Dans son discours, Johnson a fait allusion à un prochain livre blanc sur les plans de son gouvernement pour passer au niveau supérieur. Si et quand ce document arrive, on espère qu’il offrira une définition claire du succès et une stratégie cohérente pour y parvenir. Comme Johnson l’a noté dans son discours, l’écart entre les régions les plus et les moins prospères du Royaume-Uni s’est creusé. « C’est un fait étonnant », a-t-il observé, « que 31 ans après l’unification allemande, le PIB par habitant du nord-est de notre pays, du Yorkshire, des East Midlands, du Pays de Galles et de l’Irlande du Nord est maintenant inférieur à ce qui était autrefois Allemagne de l’est. »

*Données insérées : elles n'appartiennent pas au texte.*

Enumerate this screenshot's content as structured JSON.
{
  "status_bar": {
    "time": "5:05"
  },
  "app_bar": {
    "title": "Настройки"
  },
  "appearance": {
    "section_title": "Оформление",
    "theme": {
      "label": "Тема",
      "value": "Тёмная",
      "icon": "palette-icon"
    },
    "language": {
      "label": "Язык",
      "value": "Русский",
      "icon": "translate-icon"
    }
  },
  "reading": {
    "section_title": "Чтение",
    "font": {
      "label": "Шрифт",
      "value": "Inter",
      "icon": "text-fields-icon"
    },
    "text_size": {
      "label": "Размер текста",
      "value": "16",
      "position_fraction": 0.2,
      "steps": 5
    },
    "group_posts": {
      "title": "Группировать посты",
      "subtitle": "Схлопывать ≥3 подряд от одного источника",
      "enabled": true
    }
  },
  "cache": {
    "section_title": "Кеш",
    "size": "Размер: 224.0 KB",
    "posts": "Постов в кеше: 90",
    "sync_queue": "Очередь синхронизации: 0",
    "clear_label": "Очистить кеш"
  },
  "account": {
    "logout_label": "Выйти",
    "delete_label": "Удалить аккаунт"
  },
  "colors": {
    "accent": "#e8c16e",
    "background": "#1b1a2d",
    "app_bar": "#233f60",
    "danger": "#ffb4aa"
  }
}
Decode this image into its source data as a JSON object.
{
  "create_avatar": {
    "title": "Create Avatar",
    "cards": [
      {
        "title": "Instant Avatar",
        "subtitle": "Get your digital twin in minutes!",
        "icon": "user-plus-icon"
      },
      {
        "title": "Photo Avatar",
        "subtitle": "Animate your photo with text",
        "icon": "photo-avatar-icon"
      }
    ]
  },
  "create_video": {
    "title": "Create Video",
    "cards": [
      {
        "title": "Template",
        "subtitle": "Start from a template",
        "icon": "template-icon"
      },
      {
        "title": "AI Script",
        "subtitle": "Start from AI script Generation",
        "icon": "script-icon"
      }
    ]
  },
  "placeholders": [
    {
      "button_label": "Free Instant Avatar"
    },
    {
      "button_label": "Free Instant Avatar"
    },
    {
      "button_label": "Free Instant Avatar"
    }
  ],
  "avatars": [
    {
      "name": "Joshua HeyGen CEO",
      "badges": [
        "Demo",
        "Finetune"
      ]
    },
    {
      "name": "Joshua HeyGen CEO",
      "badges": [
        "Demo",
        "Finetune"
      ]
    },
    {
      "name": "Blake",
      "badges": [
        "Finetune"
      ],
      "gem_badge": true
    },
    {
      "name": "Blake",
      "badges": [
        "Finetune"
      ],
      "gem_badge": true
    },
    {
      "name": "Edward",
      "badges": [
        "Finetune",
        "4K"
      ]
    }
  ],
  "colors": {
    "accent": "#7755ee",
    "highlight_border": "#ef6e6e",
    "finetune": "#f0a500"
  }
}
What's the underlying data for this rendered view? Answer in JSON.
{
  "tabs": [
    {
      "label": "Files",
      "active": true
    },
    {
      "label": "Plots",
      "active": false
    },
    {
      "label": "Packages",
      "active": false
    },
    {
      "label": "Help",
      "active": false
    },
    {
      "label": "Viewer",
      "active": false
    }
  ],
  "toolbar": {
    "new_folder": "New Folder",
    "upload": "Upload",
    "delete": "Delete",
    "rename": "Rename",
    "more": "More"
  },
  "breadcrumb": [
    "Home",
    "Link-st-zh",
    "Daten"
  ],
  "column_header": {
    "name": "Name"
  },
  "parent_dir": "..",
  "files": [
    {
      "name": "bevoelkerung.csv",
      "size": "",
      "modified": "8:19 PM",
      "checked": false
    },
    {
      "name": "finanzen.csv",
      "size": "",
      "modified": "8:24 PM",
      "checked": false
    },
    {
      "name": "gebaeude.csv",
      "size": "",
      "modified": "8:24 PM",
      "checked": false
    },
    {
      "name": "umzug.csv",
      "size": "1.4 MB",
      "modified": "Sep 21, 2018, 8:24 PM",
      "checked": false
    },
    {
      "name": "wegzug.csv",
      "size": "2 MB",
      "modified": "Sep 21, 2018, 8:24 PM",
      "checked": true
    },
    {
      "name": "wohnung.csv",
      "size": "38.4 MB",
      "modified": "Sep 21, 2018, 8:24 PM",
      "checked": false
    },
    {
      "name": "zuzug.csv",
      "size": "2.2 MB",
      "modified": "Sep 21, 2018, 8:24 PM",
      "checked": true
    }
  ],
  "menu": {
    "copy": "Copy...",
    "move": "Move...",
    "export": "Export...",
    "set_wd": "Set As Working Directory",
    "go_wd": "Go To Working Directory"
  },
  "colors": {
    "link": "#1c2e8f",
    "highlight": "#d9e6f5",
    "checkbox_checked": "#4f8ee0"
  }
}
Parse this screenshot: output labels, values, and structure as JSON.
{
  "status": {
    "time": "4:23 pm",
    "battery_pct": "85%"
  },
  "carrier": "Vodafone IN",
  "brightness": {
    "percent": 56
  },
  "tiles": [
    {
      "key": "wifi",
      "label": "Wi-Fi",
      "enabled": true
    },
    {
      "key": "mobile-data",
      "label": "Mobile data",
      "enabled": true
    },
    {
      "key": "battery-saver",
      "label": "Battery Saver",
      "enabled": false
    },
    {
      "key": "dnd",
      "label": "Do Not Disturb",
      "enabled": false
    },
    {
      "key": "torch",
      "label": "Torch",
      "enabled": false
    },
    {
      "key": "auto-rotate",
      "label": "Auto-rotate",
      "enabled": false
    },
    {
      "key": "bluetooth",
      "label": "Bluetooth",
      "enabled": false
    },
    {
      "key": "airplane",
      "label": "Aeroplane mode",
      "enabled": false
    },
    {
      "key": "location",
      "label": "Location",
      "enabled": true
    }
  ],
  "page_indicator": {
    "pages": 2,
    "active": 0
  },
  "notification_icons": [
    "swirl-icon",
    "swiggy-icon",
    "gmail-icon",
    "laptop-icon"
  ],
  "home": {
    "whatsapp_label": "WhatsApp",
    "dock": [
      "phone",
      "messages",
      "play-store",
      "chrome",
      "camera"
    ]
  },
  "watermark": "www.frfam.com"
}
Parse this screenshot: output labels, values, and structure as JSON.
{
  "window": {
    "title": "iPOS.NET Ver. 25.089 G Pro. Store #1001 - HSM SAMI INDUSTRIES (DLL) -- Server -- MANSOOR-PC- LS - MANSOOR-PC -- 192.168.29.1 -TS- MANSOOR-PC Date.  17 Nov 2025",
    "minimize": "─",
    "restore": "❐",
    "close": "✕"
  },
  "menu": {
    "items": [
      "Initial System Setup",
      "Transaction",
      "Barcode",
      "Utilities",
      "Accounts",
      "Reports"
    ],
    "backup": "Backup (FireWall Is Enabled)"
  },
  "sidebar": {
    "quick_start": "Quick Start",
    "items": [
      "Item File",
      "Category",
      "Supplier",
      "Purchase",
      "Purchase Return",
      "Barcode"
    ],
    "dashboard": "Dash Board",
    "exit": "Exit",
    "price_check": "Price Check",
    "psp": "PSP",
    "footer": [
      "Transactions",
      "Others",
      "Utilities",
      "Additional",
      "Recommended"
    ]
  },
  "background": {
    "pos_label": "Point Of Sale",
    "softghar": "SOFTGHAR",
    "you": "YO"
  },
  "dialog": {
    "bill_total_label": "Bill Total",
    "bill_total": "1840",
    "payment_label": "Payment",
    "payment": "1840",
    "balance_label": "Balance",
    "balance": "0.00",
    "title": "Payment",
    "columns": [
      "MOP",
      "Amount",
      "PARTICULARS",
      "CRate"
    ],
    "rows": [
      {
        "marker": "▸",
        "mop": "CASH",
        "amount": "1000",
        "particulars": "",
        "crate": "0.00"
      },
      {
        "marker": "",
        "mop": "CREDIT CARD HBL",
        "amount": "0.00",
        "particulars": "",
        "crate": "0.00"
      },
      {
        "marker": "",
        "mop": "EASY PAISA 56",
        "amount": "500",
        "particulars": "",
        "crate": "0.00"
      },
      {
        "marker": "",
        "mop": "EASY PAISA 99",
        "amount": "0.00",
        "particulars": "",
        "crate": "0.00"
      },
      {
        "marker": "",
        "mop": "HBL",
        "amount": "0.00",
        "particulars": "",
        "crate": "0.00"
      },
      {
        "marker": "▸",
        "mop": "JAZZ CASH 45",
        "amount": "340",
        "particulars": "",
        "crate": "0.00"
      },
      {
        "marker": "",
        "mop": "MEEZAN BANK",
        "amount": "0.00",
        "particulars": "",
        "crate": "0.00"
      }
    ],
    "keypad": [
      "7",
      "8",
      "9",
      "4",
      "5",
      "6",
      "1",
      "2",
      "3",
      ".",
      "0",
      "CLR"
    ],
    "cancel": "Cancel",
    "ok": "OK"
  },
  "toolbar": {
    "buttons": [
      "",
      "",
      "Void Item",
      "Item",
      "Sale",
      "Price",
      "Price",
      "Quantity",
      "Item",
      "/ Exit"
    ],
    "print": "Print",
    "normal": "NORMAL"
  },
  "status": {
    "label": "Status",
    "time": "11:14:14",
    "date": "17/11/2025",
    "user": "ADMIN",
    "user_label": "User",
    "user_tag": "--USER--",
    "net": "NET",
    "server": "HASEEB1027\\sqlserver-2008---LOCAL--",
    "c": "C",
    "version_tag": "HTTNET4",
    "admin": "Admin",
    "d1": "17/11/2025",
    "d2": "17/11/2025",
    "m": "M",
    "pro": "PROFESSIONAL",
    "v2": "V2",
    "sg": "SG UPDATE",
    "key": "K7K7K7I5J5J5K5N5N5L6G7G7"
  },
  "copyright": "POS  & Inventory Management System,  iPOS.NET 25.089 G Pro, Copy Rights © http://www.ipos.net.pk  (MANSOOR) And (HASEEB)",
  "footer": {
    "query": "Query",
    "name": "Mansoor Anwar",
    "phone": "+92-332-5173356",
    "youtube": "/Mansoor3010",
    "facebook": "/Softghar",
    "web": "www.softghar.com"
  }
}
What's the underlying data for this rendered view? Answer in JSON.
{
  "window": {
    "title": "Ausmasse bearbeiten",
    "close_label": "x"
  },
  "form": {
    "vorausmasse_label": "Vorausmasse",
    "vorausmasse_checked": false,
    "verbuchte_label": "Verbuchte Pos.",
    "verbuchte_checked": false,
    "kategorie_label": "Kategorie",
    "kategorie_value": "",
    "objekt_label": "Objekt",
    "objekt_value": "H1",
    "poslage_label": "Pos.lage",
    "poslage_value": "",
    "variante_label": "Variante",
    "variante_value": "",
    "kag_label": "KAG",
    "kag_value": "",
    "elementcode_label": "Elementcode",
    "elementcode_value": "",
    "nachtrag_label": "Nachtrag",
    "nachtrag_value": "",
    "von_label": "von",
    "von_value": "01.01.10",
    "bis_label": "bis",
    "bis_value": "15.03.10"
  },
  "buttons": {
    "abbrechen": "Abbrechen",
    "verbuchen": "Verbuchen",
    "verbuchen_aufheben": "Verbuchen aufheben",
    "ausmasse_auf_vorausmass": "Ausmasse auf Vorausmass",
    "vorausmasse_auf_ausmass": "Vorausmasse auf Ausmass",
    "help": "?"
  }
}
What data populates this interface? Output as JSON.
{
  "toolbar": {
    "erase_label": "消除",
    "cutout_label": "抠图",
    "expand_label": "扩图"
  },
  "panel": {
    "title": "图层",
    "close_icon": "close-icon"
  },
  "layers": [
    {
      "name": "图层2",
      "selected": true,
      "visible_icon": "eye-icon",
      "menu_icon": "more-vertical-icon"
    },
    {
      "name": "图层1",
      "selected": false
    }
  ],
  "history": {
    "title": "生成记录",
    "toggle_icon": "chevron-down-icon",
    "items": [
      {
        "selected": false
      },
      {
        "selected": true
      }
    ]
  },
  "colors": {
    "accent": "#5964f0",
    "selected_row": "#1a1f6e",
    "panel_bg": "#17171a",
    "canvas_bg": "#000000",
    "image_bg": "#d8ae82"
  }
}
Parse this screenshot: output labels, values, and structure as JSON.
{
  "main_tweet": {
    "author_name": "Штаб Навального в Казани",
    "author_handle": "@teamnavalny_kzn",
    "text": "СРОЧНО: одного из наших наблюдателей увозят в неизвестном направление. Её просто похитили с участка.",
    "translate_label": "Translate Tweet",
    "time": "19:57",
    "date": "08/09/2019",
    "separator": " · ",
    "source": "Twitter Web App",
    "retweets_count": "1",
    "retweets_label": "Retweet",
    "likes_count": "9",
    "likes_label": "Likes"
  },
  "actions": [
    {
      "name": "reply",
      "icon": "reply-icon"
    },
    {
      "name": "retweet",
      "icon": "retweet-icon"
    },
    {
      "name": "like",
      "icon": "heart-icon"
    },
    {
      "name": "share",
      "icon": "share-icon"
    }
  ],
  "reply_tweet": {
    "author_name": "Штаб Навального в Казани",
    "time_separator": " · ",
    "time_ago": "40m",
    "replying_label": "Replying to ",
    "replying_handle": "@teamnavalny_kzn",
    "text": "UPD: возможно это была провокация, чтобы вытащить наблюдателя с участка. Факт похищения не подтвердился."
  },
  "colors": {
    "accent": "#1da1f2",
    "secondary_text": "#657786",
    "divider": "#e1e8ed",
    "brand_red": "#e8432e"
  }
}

Bien que Johnson puisse tirer de nombreux exemples puissants pour illustrer les inégalités choquantes du Royaume-Uni, ses propositions pour résoudre le problème sont moins impressionnantes. D’après ce que nous avons vu, il n’est guère surprenant que tant de commentateurs soient sceptiques.
Évidemment, personne ne s’oppose à l’idée de base de « niveler » l’économie britannique. La question est de savoir comment cela se fera et comment les progrès seront mesurés. Le gouvernement de Johnson se concentre-t-il uniquement sur le PIB par habitant, avec une victoire à déclarer lorsque les habitants du nord-est gagnent autant en moyenne que les habitants de Londres ?
Cela ne conviendrait pas, car, comme le note Johnson, de grandes parties du Grand Londres ont également pris beaucoup de retard par rapport aux zones les plus prospères de la capitale. Si le nivellement vers le haut doit être réalisé sans niveler vers le bas qui que ce soit d’autre, l’augmentation du PIB par habitant dans le Grand Londres créerait un écart encore plus important entre Londres et le nord-est.
La question du niveau de vie complique encore les choses. Il existe des différences énormes dans les prix des maisons selon l’endroit où l’on regarde. Les résidents du sud-est – notamment d’endroits comme Cambridge – peuvent payer tellement cher pour un logement que leur revenu disponible réel est inférieur à celui d’autres personnes qui gagnent moins ailleurs.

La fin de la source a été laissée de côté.